As a student or programming enthusiast, you will spend considerable time getting your head around data structures and algorithms. It is those elementary concepts that make up the essential tool set to make a dumb machine perform something useful and enjoyable.
When going professional, i. e. when building software to be used by others, typically developers end up either building enabling functionality, e. g. low level frameworks and libraries (infrastructure) or applications or parts thereof, e. g. user interfaces, jobs (solutions).
There is a cultural divide between infrastructure developers and solution developers. The former have a tendency to believe the latter do somehow intellectually inferior work, while the latter believe the former have no clue about real life.
While it is definitely beneficial to develop skills in API design and system level programming, without the experience of developing and delivering an end-to-end solution however, this is like knowing the finest details on kitchen equipment without ever cooking for friends.
A typical characteristic of an infrastructure library is a rather well-defined problem scope that is known to imply some level of non-trivial complexity in its implementation (otherwise it would be pointless):
Local complexity is expected and accepted.
In contrast, solution development is driven by business flows, end-user requirements, and other requirements that are typically far from stable until done and much less over time.
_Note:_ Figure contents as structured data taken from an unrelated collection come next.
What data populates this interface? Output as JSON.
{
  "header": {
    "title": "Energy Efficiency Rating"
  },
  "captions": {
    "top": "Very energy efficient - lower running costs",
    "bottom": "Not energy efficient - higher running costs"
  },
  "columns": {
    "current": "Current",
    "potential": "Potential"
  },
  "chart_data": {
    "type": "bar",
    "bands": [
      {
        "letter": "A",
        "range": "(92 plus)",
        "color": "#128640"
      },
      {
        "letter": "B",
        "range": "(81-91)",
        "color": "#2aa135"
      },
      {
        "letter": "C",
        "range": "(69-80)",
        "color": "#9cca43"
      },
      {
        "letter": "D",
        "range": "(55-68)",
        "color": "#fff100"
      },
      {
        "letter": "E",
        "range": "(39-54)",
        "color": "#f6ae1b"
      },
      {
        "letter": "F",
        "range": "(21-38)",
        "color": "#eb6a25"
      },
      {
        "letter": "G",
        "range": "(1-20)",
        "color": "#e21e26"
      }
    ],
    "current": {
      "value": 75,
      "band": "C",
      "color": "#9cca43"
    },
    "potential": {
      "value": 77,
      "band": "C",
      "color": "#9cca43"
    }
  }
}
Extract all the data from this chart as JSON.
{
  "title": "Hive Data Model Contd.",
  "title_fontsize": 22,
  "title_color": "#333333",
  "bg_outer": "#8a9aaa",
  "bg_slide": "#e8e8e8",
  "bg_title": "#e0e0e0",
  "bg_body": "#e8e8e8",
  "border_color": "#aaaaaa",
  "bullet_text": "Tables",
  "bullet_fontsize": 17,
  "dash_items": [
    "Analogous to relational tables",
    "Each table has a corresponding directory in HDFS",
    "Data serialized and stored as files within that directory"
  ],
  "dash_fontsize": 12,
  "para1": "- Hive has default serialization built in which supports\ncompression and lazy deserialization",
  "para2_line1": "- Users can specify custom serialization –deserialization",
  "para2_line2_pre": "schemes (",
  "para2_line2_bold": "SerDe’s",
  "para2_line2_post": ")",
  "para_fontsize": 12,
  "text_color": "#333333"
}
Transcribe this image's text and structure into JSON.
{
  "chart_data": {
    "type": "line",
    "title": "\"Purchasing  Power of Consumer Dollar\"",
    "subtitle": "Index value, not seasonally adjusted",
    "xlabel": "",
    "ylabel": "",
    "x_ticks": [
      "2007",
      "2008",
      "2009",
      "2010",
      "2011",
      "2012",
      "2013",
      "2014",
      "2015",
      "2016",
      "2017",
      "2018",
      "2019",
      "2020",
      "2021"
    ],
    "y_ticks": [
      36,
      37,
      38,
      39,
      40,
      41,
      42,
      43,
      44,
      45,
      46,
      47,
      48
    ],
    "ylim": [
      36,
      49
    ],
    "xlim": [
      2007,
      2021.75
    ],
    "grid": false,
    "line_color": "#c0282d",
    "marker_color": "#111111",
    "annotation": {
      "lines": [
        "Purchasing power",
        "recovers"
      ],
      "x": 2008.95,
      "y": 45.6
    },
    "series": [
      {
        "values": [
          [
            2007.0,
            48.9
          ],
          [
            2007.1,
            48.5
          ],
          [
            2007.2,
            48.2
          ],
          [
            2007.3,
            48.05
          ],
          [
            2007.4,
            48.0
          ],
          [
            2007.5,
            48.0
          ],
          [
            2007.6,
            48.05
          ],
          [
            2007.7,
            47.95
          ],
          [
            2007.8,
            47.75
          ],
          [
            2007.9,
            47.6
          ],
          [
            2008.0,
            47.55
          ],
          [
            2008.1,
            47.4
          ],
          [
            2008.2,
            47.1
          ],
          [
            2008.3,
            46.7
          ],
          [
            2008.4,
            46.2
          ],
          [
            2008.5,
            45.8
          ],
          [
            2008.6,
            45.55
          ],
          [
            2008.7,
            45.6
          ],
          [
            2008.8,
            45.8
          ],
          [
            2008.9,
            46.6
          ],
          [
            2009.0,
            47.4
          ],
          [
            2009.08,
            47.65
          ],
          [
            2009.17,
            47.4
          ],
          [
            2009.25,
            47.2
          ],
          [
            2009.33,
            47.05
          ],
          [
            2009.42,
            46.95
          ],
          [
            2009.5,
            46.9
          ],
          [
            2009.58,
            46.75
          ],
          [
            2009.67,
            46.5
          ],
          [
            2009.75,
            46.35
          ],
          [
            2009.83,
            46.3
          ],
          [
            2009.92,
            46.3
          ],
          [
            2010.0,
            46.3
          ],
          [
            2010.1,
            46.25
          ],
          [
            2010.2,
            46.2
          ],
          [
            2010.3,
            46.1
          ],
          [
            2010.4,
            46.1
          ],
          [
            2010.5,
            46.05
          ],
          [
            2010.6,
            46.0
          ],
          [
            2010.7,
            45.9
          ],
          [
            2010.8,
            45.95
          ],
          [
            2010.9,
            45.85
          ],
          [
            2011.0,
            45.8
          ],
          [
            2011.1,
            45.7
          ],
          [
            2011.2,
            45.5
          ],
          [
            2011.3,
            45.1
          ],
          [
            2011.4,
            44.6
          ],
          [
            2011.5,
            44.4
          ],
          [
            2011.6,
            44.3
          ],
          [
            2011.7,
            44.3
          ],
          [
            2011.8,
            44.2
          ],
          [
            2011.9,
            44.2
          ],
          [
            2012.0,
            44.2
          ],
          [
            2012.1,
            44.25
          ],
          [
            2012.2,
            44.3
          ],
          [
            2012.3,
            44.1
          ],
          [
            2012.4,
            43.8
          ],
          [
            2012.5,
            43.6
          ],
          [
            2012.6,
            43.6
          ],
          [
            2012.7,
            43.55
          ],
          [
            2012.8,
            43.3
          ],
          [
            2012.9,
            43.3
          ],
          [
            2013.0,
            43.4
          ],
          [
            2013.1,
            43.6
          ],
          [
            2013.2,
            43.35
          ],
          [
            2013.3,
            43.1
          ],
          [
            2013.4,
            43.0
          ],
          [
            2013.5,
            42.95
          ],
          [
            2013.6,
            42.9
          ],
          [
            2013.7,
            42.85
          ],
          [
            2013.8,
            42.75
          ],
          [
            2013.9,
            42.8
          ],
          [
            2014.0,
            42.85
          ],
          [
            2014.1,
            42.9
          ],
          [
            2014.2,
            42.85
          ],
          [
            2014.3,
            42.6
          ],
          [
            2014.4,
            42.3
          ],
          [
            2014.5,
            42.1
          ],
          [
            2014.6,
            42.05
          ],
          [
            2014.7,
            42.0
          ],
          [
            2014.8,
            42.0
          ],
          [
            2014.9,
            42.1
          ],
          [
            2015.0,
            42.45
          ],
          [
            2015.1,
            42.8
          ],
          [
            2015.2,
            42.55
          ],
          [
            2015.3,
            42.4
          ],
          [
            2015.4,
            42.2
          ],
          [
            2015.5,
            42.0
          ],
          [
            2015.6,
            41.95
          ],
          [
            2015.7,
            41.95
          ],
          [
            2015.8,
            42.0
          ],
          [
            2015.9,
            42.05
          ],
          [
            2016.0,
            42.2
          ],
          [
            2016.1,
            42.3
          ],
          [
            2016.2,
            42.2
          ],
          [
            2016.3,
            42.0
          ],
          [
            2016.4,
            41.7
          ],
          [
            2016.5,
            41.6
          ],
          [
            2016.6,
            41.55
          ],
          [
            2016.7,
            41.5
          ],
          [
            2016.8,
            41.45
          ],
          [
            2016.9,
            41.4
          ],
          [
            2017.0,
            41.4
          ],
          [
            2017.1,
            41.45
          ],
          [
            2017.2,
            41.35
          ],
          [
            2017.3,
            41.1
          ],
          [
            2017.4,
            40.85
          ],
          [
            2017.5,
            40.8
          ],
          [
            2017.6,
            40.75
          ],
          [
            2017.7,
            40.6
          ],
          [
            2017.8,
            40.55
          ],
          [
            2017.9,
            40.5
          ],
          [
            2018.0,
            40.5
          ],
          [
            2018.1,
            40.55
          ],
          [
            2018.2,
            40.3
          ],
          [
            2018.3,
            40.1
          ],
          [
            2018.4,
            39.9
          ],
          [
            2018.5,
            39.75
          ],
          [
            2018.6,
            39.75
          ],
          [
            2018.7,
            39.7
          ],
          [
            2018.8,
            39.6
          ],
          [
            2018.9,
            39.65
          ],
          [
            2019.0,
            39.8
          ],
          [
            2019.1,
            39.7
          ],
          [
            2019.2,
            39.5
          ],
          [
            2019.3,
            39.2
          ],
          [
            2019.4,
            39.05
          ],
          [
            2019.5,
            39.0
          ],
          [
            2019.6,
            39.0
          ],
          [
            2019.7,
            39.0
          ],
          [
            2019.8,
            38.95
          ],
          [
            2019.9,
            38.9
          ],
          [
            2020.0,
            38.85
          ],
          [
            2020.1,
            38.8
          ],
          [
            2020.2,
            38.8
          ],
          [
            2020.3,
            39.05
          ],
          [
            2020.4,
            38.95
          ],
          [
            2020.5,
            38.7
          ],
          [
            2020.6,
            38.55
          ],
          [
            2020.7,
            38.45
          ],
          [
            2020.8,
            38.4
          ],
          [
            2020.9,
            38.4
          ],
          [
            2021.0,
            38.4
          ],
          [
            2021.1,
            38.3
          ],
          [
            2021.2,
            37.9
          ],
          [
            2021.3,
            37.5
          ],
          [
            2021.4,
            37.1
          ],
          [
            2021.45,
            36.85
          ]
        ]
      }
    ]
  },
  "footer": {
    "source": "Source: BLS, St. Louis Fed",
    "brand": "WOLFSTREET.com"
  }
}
Complete solutions typically consists of many spread out – if not distributed – implementation pieces – so that local complexity is simply not affordable.
Distributed complexity is expected, local complexity is not acceptable.
The natural learning order is from left to right:
Unfortunately many career and whole companies do not get past the infrastructure/solution line. This produces deciders that have very little idea about “the real” and tend to view it as a simplified extrapolation of their previous experience. Eventually we see astronaut architectures full of disrespect for the problem space, absurd assumptions on how markets adapt, and eventually how much time and reality exposure solutions require to become solid problem solvers.